The question is the oldest of all questions, yet it is the question of to-day, as it will be the question of to-morrow, and of many more to-morrows. Job asked it about himself, as some of us ask it about those whom we know to be infinitely better than ourselves. Moreover it is not alone the apparent injustice of a life as a whole, but of the several parts of it, that we murmur at. There are acts of courage, of silent endurance, of unrecognised heroism, which only need to be performed in some more conspicuous fashion, or upon a larger field, to awaken the whole world to admiration. Yet they pass away unnoticed; oblivion enshrouds them, and they are never so much as heard of.
When such suppressions, such seeming injustices, occur at the beginning of things, while the sun is still high, and Time seems a friendly factor, one is able to reassure oneself. One says—“Wait a little longer!” “The time will come!” When such illusion, however, is no longer possible; when the sands have run out, or been scattered in mid-career; what is one to say then? What faith, what philosophy, what stoicism, or what mixture of all three, will enable one to accept it without complaint?
August 4, 1900
OF the vicissitudes of this year there seem to be no end! After we have mourned over these victims of Pekin as men mourn over those for whom there is absolutely no hope; after we have enumerated their names, like the names upon a death-roll, and all but held a national funeral service in their memory; and after we have followed their last moments; gloried in its heroism; wept over its tragedy; starved, sighed, bled, almost died with them; lo, it appeareth now that none of them are dead at all! Was ever an entire continent in the history of the world so mercilessly defrauded before of its tears?

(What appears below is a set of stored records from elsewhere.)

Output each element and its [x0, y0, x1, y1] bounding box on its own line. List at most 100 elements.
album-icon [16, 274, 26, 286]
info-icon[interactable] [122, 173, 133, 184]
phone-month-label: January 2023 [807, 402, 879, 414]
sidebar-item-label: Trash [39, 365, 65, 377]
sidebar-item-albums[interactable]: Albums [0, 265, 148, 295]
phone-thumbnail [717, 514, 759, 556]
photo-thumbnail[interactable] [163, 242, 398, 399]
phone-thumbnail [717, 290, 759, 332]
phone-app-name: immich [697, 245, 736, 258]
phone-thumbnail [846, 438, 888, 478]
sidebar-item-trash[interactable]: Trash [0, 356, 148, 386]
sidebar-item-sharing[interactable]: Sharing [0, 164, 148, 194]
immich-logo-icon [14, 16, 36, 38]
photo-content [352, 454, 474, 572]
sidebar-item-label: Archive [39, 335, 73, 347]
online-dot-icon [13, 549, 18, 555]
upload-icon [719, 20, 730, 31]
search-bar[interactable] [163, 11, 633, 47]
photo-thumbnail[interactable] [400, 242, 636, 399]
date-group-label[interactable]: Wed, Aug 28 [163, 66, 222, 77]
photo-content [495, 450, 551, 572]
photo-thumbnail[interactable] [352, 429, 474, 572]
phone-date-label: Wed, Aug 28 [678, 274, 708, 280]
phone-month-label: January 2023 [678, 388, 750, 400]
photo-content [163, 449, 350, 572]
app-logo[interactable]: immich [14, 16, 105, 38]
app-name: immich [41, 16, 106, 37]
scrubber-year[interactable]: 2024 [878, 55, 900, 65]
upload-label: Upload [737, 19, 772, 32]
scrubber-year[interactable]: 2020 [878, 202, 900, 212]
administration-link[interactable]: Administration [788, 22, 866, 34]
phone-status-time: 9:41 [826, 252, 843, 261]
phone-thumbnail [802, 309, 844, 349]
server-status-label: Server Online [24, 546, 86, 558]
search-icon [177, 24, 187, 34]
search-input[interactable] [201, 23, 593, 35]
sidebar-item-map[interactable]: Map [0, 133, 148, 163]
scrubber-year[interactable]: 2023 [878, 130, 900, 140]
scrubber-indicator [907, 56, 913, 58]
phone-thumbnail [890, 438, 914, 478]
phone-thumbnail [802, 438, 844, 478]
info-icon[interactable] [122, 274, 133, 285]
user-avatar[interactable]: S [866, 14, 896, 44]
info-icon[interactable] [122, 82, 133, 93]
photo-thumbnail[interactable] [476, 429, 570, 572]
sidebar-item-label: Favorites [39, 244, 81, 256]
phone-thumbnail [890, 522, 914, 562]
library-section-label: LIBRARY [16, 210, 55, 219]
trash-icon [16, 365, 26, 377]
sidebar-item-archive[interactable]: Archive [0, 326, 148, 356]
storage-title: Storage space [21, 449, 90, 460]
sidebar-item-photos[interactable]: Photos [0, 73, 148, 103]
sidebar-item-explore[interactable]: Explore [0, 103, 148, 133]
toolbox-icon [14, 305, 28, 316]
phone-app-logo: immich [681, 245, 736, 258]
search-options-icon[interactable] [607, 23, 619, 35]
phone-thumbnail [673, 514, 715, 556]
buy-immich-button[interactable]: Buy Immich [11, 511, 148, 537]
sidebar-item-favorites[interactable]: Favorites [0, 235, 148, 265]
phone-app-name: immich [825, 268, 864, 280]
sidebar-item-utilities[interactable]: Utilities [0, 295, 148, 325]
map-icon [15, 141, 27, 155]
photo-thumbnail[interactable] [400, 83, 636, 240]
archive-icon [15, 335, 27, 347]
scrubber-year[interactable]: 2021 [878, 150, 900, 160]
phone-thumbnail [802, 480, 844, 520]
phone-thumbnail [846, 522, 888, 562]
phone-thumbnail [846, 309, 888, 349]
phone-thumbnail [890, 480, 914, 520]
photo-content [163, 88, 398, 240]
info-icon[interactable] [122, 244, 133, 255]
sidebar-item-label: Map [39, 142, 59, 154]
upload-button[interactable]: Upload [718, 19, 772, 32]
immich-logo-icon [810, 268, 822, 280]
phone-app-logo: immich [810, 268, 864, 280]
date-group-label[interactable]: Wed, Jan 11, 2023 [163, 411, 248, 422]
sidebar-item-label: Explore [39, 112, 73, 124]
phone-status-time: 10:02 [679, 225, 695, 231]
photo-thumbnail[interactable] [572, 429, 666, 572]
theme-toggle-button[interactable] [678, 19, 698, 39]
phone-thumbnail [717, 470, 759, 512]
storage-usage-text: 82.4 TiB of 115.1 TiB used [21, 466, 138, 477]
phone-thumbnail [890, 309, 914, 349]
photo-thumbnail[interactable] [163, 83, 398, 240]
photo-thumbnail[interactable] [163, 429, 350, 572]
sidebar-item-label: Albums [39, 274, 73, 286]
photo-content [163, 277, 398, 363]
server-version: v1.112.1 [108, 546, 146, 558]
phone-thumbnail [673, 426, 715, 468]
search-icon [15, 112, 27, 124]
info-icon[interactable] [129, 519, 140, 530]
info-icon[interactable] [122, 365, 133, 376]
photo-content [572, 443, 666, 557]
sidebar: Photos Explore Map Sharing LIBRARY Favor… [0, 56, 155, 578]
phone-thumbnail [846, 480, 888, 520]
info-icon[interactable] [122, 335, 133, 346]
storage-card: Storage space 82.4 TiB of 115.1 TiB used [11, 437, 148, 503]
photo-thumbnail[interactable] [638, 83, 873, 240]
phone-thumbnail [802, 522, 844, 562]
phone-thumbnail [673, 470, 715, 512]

I have no notion how they may feel about it themselves, but my impression is that were I the responsible head of a daily newspaper I should prefer to immure myself from society for the next few days! There is a pile of such papers at this moment in my sanctum, which I have just been turning over, and reading a few of the headlines with some little inward entertainment. Not that I pretend for a moment to have been one whit wiser, or less lugubrious myself! Far from it. We have all been a flight of ravens and screech-owls together, only that some of us have screeched and flapped our wings a little more energetically, and in rather a more public fashion than the rest!
August 6, 1900.
FEW of the minor experiences of life are, I think, more consoling than to come across some small link in the chain of natural law, over the right connections of which one has long groped blindly. Such a little bit of good luck befell me only yesterday. In itself it was what one calls the veriest trifle; simply a question as to the relationship of certain obscure organisms, profoundly uninteresting to the world at large. To myself it seemed, for a while at all events, to be of some little consequence. It imparted—for fully ten minutes—an entirely new impression of a vast, a peaceful, and a most orderly progress. It seemed to open up vistas into the perfection, into the breadth, no less than the complexity, of that great scheme of Life, of which we ourselves form a part. It came as a sudden vision, as a conception of possibilities—I hardly know what to call it—the vividness of which it would be difficult without exaggeration to put into words.
For those who, like myself, are the mere irresponsible camp-followers of science, the importance of any given solution seems often to be less in what it actually teaches us, than in what it allows us indirectly to guess at. The new fact may or may not be important, but the ideas that it starts in our minds can hardly fail to be so. In the imaginative realm there is literally no limit to the revelations to which the tiniest of natural phenomena may not serve as an introduction. The fact itself may be the minutest of facts; a mere pin-point, a scarce perceptible chink of light, but it is a chink in the walls as it were of a great cathedral of discovery, the doors of which may, for anything one knows to the contrary, be thrown widely open to oneself, and to everyone else to-morrow.
This, if I am not misleading myself, is the real attractiveness of every pursuit which has the elucidation of Nature for its end and aim; one perhaps most felt, or at all events most enjoyed, by the more ignorant of her votaries. Properly directed ignorance is in truth a most desirable haze, and when some stray beam does traverse its obscurity, how great is the illumination which follows! What may not be possible where there is no dead-weight of fact to keep our feet upon the solid earth; no panoply of unescapable knowledge to bid our pleasant fancies nay?
Even for those less comfortably unfettered by circumstances, it must be an alleviation surely of the prose of life that in this region of the ideas no man can ever positively say what may not be in store for him. However tame, however dull his foreground, there is always the chance of something ahead; something that when it comes, will sweep his thoughts away with it to the very verge of the horizon. There is never a day, there is hardly an hour, in which some new idea may not be upon its road. Now a really new idea for the time being remakes life. It is a solvent which dissolves all old impressions, and rebuilds them anew. Men live by ideas, as surely, almost as literally, as they live by bread, and a world into which no new idea ever entered would be a dead world, tenanted only by corpses.